Diverse Responses and Evaluation : Assignment 4

The point of the fourth assignment is to solve some issues from homework 3 and also evaluate! In particular, there are two issues (1) the responses seemed bland and (2) evaluation is difficult for social bots. The first step is to be able to train either a language model or a backwards model, so P(S|T).
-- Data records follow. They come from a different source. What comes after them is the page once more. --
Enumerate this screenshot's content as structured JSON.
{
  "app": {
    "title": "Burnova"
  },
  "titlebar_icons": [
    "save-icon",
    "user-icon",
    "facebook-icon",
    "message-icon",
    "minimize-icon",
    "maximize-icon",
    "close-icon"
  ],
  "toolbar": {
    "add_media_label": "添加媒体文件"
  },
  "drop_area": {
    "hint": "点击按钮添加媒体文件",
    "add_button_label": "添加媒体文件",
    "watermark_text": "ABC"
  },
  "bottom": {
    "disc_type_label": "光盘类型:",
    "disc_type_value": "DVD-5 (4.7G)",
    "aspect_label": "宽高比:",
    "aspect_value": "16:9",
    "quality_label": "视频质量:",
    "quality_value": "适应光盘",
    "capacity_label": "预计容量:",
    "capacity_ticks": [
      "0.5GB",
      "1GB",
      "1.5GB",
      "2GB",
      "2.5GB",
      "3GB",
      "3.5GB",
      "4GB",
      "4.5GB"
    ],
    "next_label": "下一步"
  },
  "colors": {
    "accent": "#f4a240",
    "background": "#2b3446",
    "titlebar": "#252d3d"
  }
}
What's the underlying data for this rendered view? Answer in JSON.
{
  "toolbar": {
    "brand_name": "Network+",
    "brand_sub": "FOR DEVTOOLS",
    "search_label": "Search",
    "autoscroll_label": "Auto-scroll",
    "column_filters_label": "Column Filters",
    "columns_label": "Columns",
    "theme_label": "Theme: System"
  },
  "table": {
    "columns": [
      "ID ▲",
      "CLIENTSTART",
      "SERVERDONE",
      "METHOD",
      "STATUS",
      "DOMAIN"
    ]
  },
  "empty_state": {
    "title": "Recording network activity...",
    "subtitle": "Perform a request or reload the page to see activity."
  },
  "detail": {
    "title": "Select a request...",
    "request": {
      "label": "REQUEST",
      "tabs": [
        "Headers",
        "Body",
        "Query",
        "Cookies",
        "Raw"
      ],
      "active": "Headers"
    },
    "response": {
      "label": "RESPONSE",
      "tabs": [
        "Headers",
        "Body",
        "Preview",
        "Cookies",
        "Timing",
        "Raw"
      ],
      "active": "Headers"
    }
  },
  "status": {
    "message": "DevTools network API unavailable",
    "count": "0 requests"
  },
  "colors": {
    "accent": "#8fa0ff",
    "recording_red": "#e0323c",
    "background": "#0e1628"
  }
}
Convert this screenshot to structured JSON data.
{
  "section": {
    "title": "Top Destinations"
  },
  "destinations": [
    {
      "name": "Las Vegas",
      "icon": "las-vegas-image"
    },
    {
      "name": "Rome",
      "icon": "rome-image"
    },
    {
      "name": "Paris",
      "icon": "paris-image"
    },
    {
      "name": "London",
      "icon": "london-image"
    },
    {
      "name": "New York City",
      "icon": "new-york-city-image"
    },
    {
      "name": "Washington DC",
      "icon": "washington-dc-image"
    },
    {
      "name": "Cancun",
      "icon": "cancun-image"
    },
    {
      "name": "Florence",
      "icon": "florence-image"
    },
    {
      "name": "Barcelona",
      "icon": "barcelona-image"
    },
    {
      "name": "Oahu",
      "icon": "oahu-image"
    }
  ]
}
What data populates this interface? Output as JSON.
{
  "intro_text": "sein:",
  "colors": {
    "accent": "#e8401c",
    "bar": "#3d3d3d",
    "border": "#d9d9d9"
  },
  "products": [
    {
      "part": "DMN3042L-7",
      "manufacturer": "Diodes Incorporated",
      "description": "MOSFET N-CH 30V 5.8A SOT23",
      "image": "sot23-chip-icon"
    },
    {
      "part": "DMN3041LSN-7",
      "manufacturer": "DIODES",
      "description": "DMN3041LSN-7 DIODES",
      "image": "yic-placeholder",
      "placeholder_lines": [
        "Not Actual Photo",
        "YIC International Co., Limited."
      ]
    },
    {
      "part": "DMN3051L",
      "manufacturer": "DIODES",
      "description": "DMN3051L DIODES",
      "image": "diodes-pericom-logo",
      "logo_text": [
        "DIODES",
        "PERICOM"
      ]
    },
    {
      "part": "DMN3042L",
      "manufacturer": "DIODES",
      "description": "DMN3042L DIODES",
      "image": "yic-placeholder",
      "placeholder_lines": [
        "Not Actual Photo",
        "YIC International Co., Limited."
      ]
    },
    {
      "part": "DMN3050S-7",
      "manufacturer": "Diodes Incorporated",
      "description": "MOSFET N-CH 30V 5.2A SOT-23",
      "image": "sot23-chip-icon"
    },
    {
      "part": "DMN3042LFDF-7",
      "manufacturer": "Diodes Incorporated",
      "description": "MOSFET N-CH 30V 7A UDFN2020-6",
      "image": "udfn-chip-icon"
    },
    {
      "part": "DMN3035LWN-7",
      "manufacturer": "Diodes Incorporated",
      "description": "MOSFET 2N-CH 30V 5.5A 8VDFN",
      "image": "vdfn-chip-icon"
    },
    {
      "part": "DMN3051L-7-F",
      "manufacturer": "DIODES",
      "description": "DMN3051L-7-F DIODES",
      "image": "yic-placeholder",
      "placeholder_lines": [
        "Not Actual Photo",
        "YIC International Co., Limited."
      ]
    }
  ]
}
Then you should implement Maximum Mutual Information from A Diversity-Promoting Objective Function for Neural Conversation Models.

Be creative and have fun.

Re-implement the data filtering described in DialoGPT paper OR Improving Neural Conversational Models with Entropy-Based Data Filtering.
Using the filtered data train a model on OpenSubtitles using P(T|S) and P(S|T) with filters and also when the last character is a quesionmark(“?”).
Train P(T|S) transformer models on the PersonaChat or DialyDialog dataset using either the model from (part 2) or Reddit pre-trained model for P(T|S).
Implement decoding with MMI-bidi objective (this can be beam search reranking or sampling [nucleus or top-k]..
Evaluate your chatbot on the mechanical turk SANDBOX using ParlAI’s model evaluator and [code]((https://github.com/facebookresearch/ParlAI/tree/master/parlai/mturk/tasks/model_evaluator).
Identify issues with your chatbot and suggest possible solutions and future work.
Submit homework on Gradescpoe.

Please remember to include a README. If there are too many files that simply point to your github … sorry about Gradescope.